Doctors have long recommended regular walking as the most effective way for older adults to reduce their blood pressure, which is the No. 1 risk factor for cardiovascular disease, without taking medication. But a regular routine of stretching exercises may help even more to bring down blood pressure in people who already have hypertension or are at risk of developing it, a new study has found.
While other research has shown that stretching can reduce blood pressure, the new research, conducted at the University of Saskatchewan, is the first to compare walking against stretching head-to-head comparison in the same group of people.

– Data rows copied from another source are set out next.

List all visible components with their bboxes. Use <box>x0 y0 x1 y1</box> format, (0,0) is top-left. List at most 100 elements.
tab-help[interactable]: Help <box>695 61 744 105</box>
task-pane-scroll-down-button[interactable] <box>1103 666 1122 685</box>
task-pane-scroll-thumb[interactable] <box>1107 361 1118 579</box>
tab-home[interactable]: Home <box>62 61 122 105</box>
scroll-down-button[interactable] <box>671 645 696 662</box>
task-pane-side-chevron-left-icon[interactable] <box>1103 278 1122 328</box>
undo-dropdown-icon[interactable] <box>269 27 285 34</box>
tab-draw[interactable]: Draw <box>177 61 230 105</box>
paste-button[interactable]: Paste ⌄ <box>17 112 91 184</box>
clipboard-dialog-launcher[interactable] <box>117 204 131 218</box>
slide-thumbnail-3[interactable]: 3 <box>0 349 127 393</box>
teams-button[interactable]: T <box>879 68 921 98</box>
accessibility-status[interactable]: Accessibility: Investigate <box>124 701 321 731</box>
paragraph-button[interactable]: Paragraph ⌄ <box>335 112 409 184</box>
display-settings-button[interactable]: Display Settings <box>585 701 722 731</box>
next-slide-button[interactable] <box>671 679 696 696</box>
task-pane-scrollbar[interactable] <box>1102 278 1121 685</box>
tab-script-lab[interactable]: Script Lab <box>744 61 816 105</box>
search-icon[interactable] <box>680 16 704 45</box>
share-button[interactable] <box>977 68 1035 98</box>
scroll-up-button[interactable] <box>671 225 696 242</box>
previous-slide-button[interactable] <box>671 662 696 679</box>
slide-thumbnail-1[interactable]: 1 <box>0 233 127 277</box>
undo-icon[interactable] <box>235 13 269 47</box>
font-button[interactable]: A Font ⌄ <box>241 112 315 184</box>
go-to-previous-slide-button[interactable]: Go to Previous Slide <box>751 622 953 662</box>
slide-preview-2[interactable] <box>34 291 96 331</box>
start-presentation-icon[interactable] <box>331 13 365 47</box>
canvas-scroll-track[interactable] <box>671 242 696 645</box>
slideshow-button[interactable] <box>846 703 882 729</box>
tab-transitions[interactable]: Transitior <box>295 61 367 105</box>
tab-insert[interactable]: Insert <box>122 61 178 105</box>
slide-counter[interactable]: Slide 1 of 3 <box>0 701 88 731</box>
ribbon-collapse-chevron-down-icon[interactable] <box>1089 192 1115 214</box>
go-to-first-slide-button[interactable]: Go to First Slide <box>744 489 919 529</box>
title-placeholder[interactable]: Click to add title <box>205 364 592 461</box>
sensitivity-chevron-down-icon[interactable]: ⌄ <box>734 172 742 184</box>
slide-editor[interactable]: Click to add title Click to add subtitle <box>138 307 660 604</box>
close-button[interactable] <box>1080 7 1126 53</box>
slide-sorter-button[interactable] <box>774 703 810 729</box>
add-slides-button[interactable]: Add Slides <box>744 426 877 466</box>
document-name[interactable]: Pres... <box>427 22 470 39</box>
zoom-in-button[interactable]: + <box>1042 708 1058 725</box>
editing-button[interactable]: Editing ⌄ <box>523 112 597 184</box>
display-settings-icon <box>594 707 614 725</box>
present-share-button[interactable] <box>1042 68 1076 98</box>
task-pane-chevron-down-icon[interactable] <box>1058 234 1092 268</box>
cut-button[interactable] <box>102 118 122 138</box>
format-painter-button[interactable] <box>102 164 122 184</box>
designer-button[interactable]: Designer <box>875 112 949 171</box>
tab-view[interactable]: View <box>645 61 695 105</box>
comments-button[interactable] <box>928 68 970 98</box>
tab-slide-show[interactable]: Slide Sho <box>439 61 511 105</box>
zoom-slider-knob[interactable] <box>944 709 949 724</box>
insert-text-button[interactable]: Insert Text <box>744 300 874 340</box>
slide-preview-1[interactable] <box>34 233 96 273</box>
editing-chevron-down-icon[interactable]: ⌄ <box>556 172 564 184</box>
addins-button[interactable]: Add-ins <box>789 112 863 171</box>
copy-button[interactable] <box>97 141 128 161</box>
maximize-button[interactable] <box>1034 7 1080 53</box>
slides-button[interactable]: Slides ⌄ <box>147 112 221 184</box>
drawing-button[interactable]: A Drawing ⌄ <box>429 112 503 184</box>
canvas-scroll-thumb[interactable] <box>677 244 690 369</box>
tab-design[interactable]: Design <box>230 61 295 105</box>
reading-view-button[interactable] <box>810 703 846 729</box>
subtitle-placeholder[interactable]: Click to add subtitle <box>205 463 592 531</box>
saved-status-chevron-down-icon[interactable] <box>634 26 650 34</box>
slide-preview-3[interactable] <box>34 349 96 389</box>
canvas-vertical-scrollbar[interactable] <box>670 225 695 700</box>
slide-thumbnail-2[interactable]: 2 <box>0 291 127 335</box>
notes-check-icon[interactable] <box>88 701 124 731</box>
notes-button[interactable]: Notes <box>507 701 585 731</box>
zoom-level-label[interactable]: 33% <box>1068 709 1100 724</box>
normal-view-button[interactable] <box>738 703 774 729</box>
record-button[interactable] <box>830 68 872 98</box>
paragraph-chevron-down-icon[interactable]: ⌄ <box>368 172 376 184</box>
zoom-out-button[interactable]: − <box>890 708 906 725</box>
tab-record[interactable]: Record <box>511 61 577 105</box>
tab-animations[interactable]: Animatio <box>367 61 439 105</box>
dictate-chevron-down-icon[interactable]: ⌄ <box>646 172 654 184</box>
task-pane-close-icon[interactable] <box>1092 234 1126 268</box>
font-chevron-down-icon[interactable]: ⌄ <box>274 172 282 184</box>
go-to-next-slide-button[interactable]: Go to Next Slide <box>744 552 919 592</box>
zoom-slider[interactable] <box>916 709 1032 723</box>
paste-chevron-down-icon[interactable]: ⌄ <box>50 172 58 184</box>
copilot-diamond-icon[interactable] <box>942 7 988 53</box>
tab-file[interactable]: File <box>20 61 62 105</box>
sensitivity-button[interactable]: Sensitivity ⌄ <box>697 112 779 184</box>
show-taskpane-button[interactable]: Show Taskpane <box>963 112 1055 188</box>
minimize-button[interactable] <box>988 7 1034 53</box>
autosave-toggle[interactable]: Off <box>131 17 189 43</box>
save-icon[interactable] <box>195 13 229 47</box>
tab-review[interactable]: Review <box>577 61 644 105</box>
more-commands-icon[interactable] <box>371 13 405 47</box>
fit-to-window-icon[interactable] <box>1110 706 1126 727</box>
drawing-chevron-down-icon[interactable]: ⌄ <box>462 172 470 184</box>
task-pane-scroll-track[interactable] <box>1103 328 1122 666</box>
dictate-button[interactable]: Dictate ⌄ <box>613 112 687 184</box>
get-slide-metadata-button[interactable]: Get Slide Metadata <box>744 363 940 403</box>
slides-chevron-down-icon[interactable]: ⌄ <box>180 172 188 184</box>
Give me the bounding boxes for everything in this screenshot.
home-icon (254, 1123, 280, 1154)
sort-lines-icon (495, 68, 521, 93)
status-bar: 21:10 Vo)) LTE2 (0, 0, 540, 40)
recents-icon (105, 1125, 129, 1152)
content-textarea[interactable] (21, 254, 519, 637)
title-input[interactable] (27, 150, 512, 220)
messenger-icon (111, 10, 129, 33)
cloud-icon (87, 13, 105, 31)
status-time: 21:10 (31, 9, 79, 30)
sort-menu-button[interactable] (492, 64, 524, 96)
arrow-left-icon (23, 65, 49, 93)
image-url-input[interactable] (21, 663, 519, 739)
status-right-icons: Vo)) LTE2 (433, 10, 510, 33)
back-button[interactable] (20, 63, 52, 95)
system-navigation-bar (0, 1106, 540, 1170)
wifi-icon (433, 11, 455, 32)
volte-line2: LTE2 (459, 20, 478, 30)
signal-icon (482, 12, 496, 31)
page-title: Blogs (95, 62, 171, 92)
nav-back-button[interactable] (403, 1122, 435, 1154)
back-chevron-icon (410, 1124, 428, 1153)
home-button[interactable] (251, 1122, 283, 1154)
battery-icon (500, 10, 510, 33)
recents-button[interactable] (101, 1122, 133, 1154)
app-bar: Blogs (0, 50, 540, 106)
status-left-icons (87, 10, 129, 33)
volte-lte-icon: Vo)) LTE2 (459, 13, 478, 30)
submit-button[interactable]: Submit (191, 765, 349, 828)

Over a two-month period, two groups of men and women whose mean age was 61 either did a whole body stretching routine or walked briskly for 30 minutes a day, five days a week. All participants had elevated blood pressure, or stage 1 hypertension, at the start of the study. After the eight weeks, stretching resulted in bigger reductions in blood pressure than did walking. The walkers did, however, lose more body than the stretching group.
This new finding shows that stretching should be part of a total treatment plan for people wrestling with hypertension, the authors said.
“Everyone thinks that stretching is just about stretching your muscles,” said Phil Chilibeck, Ph.D., a study co-author. “But when you stretch your muscles, you’re also stretching all the blood vessels that feed into the muscle, including all the arteries. If you reduce the stiffness in your arteries, there’s less resistance to blood flow,” he said, noting that resistance to blood flow increases blood pressure.
Stretching is also easy to incorporate into exercise routines, he added.